Jane Neal, a beloved retired school teacher and secret artist living in Three Pines is found murdered in the woods early one morning. Chief Inspector Armand Gamache, an elegant, thoughtful, and intelligent middle-aged man, is called in to investigate, along with his team of investigators. What at first looks like it might be an accident quickly becomes a murder investigation. Jane Neal was killed by someone with a bow and arrow. While the woods are full of hunters during this Thanksgiving weekend, the clues lead to a few dead ends and everyone in the village starts getting worried--who would have wanted to kill Jane?  

As Gamache and his team dig deep, you get to know the residents of Three Pines, and they are all interesting, fully developed characters. As Gamache discovers, the residents of Three Pines aren't to be dismissed as country bumpkins. Intelligent and yes, worldly, those who have settled in Three Pines all have backgrounds that I suspect will be examined more closely in the continuing series. Gamache falls under the spell of this village, and I did, too.  As I've stated before, I'm not a huge mystery reader, but I'm slowly becoming one.  I think for me it's just a matter of finding the type of mystery I enjoy.  I can say without a doubt Louise Penny's Chief Inspector Gamache series is already a favorite after just reading one! I've already bought the next in the series, A Fatal Grace; I'm happy to say there are over ten books in this series.  I'll have plenty of delightful reading time this summer to make my way through each mystery that visits Three Pines. 

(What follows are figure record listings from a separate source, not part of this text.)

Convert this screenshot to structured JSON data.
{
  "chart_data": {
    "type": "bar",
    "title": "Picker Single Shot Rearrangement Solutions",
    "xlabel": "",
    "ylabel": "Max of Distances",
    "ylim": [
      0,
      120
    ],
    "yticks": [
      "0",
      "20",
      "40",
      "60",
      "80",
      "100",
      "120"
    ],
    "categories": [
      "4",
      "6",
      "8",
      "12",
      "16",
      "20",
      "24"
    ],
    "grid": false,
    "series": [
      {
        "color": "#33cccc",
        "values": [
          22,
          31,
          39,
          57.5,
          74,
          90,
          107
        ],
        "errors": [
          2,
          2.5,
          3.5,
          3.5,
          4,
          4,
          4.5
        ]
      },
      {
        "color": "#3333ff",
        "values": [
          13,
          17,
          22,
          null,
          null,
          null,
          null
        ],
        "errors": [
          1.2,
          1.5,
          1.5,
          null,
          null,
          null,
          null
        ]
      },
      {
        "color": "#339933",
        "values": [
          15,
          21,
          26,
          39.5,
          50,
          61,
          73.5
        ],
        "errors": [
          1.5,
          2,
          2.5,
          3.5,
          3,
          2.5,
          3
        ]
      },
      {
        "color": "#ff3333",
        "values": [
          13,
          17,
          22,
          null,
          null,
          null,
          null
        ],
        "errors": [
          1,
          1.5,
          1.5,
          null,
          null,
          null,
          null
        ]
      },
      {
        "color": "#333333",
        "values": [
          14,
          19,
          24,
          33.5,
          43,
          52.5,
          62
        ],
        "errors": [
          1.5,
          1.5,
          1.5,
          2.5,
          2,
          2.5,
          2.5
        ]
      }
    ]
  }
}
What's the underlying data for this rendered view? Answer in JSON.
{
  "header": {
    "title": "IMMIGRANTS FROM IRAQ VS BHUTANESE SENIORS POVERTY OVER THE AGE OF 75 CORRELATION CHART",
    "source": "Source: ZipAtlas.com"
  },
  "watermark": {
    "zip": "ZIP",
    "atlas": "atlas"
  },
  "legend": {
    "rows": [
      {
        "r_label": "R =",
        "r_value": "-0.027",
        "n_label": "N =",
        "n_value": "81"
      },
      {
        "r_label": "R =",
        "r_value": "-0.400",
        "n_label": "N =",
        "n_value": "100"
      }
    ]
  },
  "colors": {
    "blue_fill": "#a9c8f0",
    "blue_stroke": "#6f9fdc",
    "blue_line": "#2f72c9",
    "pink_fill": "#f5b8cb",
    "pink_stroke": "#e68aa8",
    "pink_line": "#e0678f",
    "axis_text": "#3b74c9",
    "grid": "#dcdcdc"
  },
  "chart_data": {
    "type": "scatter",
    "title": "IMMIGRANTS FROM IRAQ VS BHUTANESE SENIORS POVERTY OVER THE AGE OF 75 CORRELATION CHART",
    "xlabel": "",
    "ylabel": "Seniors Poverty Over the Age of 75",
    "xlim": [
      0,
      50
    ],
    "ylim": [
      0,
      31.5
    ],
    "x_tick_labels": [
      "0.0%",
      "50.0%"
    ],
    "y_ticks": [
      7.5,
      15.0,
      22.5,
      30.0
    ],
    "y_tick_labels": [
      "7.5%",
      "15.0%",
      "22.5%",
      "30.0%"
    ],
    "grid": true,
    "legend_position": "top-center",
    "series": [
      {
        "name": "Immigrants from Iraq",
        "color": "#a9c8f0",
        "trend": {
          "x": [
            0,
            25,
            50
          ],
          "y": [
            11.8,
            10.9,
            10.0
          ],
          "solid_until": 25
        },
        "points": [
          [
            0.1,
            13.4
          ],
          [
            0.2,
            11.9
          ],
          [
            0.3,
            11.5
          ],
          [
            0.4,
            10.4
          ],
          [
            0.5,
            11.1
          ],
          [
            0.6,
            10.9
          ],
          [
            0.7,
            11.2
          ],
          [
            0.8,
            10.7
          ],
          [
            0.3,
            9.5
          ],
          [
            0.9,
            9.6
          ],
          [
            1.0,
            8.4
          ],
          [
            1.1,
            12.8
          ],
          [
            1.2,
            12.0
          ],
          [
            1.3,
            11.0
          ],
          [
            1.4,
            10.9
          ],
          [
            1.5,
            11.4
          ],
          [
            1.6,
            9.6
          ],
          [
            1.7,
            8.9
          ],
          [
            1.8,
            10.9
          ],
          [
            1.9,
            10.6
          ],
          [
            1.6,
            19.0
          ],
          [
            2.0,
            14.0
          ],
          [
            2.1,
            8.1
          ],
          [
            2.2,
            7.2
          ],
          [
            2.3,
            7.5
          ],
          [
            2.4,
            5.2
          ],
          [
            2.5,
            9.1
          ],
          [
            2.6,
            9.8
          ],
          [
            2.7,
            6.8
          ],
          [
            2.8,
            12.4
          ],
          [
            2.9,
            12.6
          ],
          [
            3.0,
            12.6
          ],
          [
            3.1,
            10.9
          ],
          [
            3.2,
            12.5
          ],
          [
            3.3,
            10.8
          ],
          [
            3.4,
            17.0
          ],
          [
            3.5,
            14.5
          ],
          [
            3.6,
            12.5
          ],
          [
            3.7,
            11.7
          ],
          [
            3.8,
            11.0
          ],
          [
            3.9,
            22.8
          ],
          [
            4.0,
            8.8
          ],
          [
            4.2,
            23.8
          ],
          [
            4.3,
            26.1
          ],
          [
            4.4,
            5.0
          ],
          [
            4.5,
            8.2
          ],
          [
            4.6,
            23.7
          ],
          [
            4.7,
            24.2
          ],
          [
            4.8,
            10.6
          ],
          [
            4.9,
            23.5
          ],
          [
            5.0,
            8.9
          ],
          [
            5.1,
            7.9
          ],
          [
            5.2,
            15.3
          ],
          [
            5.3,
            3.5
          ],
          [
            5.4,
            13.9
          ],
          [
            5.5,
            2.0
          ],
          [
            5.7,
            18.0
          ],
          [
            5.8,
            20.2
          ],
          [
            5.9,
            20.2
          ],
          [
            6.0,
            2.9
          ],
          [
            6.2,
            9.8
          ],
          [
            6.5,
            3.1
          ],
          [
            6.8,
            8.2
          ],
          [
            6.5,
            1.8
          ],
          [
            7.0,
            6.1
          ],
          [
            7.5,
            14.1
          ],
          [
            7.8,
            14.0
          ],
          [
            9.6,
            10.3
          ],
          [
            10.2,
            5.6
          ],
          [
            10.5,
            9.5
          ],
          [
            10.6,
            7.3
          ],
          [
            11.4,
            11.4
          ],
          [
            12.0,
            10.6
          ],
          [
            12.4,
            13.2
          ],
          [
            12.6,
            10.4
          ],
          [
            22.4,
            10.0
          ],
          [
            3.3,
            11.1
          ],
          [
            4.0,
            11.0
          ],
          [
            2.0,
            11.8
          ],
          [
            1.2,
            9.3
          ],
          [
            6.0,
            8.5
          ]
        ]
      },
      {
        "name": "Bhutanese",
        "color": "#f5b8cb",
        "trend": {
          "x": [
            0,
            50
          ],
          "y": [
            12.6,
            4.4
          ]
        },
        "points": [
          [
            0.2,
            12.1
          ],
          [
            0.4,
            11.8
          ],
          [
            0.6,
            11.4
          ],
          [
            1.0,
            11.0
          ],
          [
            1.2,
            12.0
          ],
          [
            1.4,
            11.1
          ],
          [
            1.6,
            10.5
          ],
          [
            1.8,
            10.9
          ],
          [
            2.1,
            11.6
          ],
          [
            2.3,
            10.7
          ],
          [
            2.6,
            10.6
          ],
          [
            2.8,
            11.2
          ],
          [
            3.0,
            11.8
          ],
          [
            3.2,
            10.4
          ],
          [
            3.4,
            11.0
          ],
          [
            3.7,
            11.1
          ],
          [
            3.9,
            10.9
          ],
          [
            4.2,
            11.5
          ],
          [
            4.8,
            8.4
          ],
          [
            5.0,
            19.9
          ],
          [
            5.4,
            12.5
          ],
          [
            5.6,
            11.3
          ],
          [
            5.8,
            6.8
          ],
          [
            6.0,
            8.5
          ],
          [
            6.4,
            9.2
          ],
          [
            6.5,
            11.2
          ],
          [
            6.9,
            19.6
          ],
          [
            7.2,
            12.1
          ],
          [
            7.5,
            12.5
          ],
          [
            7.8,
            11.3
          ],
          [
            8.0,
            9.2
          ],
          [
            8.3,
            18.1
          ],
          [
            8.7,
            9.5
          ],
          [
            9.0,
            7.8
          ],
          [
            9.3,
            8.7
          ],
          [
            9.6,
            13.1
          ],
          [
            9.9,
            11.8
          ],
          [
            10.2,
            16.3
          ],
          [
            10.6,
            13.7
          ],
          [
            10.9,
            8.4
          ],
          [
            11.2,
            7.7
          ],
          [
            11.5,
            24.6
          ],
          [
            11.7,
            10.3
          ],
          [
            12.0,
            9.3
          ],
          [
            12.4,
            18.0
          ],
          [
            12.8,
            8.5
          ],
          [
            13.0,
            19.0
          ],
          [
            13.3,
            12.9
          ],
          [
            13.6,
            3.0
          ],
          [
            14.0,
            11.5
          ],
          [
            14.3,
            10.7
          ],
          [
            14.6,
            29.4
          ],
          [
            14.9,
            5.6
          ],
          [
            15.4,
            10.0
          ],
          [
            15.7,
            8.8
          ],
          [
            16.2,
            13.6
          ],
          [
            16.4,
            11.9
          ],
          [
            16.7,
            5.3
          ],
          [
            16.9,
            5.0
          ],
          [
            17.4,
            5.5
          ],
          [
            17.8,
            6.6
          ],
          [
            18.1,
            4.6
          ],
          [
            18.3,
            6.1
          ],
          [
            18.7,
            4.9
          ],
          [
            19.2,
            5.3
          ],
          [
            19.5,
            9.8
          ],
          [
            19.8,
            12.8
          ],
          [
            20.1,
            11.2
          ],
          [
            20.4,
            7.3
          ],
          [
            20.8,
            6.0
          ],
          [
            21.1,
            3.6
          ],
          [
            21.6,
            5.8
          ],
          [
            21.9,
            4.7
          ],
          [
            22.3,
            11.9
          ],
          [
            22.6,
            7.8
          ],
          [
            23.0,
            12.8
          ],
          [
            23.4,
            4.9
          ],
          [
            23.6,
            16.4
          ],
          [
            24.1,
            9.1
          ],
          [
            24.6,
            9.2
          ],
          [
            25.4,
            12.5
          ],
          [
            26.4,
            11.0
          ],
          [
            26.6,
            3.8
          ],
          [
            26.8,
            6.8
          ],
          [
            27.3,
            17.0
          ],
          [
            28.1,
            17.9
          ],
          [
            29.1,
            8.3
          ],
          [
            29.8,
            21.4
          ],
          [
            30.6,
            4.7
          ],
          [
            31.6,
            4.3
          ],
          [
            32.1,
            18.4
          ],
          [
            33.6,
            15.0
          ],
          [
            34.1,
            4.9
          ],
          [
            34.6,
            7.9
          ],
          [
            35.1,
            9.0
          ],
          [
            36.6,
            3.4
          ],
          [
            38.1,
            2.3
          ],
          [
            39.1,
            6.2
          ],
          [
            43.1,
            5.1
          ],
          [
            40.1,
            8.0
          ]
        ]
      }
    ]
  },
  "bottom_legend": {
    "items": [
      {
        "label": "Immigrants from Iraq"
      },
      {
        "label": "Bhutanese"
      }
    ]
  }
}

All I can say is, why isn't this a TV series on Acorn?! I also have to say thank you to everyone over the years who has told me to read Louise Penny. Friends, customers, library patrons have all said how good her mysteries are, and they hit the bullseye.  Now I'll have to tell others to read them, too. I'd say anyone who is looking to try mysteries, this is a good place to start.  Also, if you're looking for something to get Mom or Grandma, this is a great introduction to mysteries or even just the entertaining writing of Louise Penny. Anyone who loves art will also like Still Life.

Ah...thank you April!  This is no April Fool's joke.  I seriously loved Still Life.  I'm so happy I finally "discovered" Louise Penny. 

Rating:  5/6 for a delightful murder mystery.  Yes, that sounds odd, I know. But Louise Penny masterfully brings a small village to life  with three dimensional characters, a puzzling murder, and a pretty clever whodunit. When I read the passage that gave this mystery its title, well, I was just blown away. I can't wait to return to Three Pines, and get to know Chief Inspector Armand Gamache.  

Available in paperback, ebook, and audio.